Jakarta, CNN Indonesia —
Badan Riset dan Inovasi Nasional (BRIN) mengungkap setiap tahunnya punya kuota 500 kursi aparatur sipil negara (ASN) di lembaganya. Sayangnya, kuota tersebut paling banyak hanya terpenuhi separuh.
“Belum pernah [terpenuhi kuotanya]. Artinya kita memang masih kurang sekali sebenarnya. Paling terpenuhi hanya separuh maksimal, selama ini,” ujar Kepala BRIN Laksana Tri Handoko di Kantor BRIN, Jakarta, Selasa (5/9).
Meski demikian, Handoko menyebut program ini akan tetap diteruskan, karena angka tersebut mungkin akan meningkat ke depannya.
“Tapi kita teruskan dengan Menpan RB, karena ini kan political will negara ini untuk menunjukkan kita ada. Karena kita enggak tahu kan tahun ini, tahun depan akan ada berapa yang akan pulang,” terang Handoko.
“Daripada dia berkeliaran di mana-mana, di negara lain, sayang,” tambahnya.
Ia pun berharap 500 posisi ASN dengan kualifikasi S3 ini bisa menjadi opsi karier untuk para peneliti tanah air yang berada di luar negeri.
“Minimal sekarang diaspora punya pilihan bahwa kalau saya balik ke Indonesia ada tempat yang bisa menerima di mana saya bisa bekerja sesuai passion dan kapasitas saya,” kata Handoko.
Sebelum kebijakan ini diluncurkan, para peneliti yang menuntut ilmu di luar negeri kerap kesulitan mencari tempat berkarir di tanah air.
Menurut Handoko, salah satu opsi yang tersedia adalah menjadi akademisi di kampus, namun feedback ekonomi yang didapatkan para peneliti ini rasanya kurang memotivasi.
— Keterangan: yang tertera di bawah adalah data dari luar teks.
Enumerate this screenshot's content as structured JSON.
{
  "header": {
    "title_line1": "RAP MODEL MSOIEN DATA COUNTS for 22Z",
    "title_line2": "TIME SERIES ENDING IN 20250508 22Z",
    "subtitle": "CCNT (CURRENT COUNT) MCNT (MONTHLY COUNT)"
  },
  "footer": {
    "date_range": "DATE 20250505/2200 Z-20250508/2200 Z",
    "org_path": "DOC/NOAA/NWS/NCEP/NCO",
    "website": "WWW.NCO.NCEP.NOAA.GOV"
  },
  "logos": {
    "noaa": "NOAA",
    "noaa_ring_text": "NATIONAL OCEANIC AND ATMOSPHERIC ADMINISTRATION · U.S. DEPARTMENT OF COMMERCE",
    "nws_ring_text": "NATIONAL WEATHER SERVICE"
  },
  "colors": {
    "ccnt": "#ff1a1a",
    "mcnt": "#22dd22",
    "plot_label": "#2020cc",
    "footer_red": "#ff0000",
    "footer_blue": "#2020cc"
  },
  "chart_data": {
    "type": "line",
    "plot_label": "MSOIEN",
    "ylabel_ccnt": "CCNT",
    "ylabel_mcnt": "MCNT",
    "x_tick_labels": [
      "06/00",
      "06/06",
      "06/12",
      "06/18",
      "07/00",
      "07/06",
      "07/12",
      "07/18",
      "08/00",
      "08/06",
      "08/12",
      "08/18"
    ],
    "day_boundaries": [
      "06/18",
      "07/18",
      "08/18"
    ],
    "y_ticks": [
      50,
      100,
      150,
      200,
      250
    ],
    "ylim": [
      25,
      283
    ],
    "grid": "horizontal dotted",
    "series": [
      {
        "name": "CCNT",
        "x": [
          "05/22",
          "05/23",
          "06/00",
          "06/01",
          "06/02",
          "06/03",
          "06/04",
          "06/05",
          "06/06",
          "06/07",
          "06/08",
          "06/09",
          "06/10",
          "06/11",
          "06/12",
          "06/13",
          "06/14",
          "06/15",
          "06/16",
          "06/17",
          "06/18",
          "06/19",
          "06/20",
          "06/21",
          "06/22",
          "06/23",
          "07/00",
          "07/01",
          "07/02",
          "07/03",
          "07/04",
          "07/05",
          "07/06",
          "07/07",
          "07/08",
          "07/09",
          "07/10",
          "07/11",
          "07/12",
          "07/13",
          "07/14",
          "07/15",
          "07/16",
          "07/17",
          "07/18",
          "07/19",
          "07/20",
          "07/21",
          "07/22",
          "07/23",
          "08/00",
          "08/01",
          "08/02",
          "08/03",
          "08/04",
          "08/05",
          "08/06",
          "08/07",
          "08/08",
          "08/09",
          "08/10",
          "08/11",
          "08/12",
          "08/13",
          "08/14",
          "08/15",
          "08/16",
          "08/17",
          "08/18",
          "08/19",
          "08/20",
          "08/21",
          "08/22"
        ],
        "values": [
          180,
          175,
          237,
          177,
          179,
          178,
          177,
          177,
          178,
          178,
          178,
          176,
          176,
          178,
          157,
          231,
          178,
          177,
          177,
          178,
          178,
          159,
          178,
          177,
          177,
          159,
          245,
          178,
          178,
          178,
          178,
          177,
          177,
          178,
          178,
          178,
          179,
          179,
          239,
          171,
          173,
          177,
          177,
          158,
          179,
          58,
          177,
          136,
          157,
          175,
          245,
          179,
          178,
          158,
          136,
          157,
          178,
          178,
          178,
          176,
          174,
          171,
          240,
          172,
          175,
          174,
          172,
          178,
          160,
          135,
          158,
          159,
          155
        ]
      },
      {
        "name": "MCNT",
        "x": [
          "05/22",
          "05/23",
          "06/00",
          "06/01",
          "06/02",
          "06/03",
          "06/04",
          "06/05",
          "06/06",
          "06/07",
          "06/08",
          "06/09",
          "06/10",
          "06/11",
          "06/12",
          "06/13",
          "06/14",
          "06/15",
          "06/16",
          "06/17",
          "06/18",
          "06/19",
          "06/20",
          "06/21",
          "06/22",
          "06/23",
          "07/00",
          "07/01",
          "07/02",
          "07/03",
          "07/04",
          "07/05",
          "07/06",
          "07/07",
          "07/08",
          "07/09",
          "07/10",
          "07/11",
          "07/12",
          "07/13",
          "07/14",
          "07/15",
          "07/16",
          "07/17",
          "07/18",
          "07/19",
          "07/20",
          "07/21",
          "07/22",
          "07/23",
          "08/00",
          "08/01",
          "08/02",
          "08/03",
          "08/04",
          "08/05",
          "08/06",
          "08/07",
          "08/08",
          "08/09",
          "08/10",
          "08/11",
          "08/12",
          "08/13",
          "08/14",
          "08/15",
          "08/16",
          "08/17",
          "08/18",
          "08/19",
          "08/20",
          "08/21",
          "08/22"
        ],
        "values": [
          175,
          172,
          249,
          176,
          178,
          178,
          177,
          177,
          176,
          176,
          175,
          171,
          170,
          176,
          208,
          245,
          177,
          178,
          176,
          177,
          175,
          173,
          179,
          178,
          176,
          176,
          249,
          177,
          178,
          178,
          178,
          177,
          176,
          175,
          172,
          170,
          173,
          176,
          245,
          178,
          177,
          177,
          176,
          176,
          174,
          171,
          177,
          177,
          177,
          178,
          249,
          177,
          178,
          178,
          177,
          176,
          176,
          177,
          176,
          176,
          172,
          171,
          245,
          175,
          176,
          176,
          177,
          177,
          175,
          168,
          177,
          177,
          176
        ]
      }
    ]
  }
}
“Ya sulit kan cari kerjaan yang sesuai. Ya ada sih bisa masuk kampus, tapi kan dibayar mungkin hanya Rp7 juta, Rp6 juta. Kan kasihan. Enggak memotivasi dia. Kalau di BRIN kan dia bisa langsung hampir Rp20 juta,” tuturnya.
Sebelumnya, sejumlah diaspora mengaku ogah pulang dan berkarier di Indonesia lantaran isu birokrasi dan lembaga.
“Mungkin saya bisa berkontribusi kepada Indonesia kalau saya enggak di Indonesia, saya enggak mengenal birokrasi di Indonesia. Mungkin kalau saya kembali ke Indonesia, saya enggak bisa melakukan apa-apa,” kata Periset kecerdasan buatan (AI) diaspora Indonesia di Jepang, Pitoyo Hartono, di kantor BRIN, Jakarta, Rabu (30/8).
Senadam Ketua Akademi Ilmu Pengetahuan Indonesia (AIPI) Satryo Soemantri Brodjonegoro juga tak menganjurkan para peneliti yang berkarier di luar negeri untuk pulang ke Indonesia lantaran ekosistem riset di dalam negeri terbilang labil.
“Kasihan, enggak akan berkembang mereka (peneliti). Karena lingkungan [riset] sudah pasti, tidak menunjang,” cetusnya, Rabu (9/8).
“Mereka dari pada pulang mendingan tinggal di sana aja supaya ilmunya berkembang terus, risetnya semakin maju, siapa tahu mendapat hadiah Nobel (penghargaan buat ilmuwan berbagai bidang paling prestisius),” tandas dia.